I don’t know about “no one ever mentioned it.” I mean, the scene was on the movie poster. And, of course, “random shit happening with no explanation” was kind of the Python’s stock-in-trade. I can’t see an audience that handled vorpal rabbits in Holy Grail being thrown by a random space ship showing up in a Biblical epic.
You might have been on somewhat sold ground if you’d said this about the ghost in Hamlet, but the witches in Macbeth are absolutely not MacGuffins. The plot requires that Macbeth encounter something at the beginning of the play that has genuine supernatural abilities to divine the future. That’s a significant attribute that fundamentally shapes - and continues shaping - Macbeth’s actions throughout the rest of the play. Contrast with, say, the “nuclear secrets” in North-by-Northwest, whose only plot relevant detail is that they be small enough to be easily carried and hidden, or the contents of the briefcase in Pulp Fiction, which are so unimportant to the plot that they never tell us what they are.

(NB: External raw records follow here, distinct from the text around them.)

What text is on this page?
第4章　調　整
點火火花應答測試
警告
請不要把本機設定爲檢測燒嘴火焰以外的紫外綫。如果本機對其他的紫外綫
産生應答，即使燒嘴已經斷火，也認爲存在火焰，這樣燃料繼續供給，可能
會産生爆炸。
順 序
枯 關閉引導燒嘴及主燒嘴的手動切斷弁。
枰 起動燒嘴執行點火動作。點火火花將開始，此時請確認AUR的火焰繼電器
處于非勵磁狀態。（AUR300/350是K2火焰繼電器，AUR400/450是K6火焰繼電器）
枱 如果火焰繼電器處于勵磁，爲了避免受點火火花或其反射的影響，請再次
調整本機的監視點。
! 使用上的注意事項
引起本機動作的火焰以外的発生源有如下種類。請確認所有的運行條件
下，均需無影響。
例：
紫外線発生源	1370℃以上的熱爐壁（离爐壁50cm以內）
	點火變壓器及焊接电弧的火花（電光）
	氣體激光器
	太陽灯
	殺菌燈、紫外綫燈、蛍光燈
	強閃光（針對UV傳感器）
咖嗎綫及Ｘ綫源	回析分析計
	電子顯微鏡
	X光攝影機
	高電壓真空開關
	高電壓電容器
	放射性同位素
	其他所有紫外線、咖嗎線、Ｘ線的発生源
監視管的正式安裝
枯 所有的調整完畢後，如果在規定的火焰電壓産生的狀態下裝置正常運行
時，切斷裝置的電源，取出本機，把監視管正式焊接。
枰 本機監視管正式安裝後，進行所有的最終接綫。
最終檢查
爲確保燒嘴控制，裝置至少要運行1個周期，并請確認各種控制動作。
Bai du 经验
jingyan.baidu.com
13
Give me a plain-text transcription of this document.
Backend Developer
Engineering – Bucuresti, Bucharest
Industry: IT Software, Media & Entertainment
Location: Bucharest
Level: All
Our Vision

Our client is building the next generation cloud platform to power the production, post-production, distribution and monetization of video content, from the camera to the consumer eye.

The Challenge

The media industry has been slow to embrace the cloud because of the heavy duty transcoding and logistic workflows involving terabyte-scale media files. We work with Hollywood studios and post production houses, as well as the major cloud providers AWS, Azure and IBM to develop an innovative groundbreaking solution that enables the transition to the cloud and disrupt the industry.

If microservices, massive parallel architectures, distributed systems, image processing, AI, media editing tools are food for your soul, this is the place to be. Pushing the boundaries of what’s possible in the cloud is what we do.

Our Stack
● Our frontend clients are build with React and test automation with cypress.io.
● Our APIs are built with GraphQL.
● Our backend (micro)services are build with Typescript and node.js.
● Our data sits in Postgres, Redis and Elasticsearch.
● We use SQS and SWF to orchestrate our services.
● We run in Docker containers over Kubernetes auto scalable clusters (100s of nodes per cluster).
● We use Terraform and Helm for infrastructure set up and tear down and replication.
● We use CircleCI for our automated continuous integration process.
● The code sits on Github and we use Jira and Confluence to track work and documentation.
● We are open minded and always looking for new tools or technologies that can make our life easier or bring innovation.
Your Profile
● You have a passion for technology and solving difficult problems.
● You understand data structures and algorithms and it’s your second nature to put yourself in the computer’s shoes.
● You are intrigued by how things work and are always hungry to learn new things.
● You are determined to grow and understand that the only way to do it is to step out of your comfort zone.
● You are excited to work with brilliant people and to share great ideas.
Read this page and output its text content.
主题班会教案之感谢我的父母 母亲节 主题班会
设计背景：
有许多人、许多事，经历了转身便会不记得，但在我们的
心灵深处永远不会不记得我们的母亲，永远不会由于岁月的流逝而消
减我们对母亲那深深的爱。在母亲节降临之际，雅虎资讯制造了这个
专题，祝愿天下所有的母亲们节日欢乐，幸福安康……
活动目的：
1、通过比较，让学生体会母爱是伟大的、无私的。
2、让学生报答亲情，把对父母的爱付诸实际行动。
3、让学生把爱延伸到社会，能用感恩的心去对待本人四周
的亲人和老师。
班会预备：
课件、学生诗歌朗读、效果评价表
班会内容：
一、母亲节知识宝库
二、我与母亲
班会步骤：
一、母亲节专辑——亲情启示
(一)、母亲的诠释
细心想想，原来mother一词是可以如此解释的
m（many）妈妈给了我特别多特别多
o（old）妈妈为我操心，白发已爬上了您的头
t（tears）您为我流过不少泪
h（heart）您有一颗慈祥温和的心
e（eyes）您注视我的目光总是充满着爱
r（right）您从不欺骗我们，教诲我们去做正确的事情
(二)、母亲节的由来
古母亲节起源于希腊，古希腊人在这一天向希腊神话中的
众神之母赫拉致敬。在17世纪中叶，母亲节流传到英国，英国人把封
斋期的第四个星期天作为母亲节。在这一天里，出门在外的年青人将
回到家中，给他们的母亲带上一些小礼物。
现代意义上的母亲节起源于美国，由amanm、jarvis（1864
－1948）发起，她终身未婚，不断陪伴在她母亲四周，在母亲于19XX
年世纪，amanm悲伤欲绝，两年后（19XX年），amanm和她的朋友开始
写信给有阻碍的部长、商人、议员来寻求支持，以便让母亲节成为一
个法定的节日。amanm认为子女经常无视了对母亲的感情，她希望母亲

Anyway, the main point here is that neither of these plays are “realistic stories that suddenly introduce the supernatural.” They both literally start with a supernatural encounter that sets the tone for the rest of the story. Even if you could, in theory, rewrite the plays to remove the supernatural elements, that doesn’t change the fact that, as written, they are both supernatural stories from the very first scene, and aren’t remotely relevant to the topic of this thread.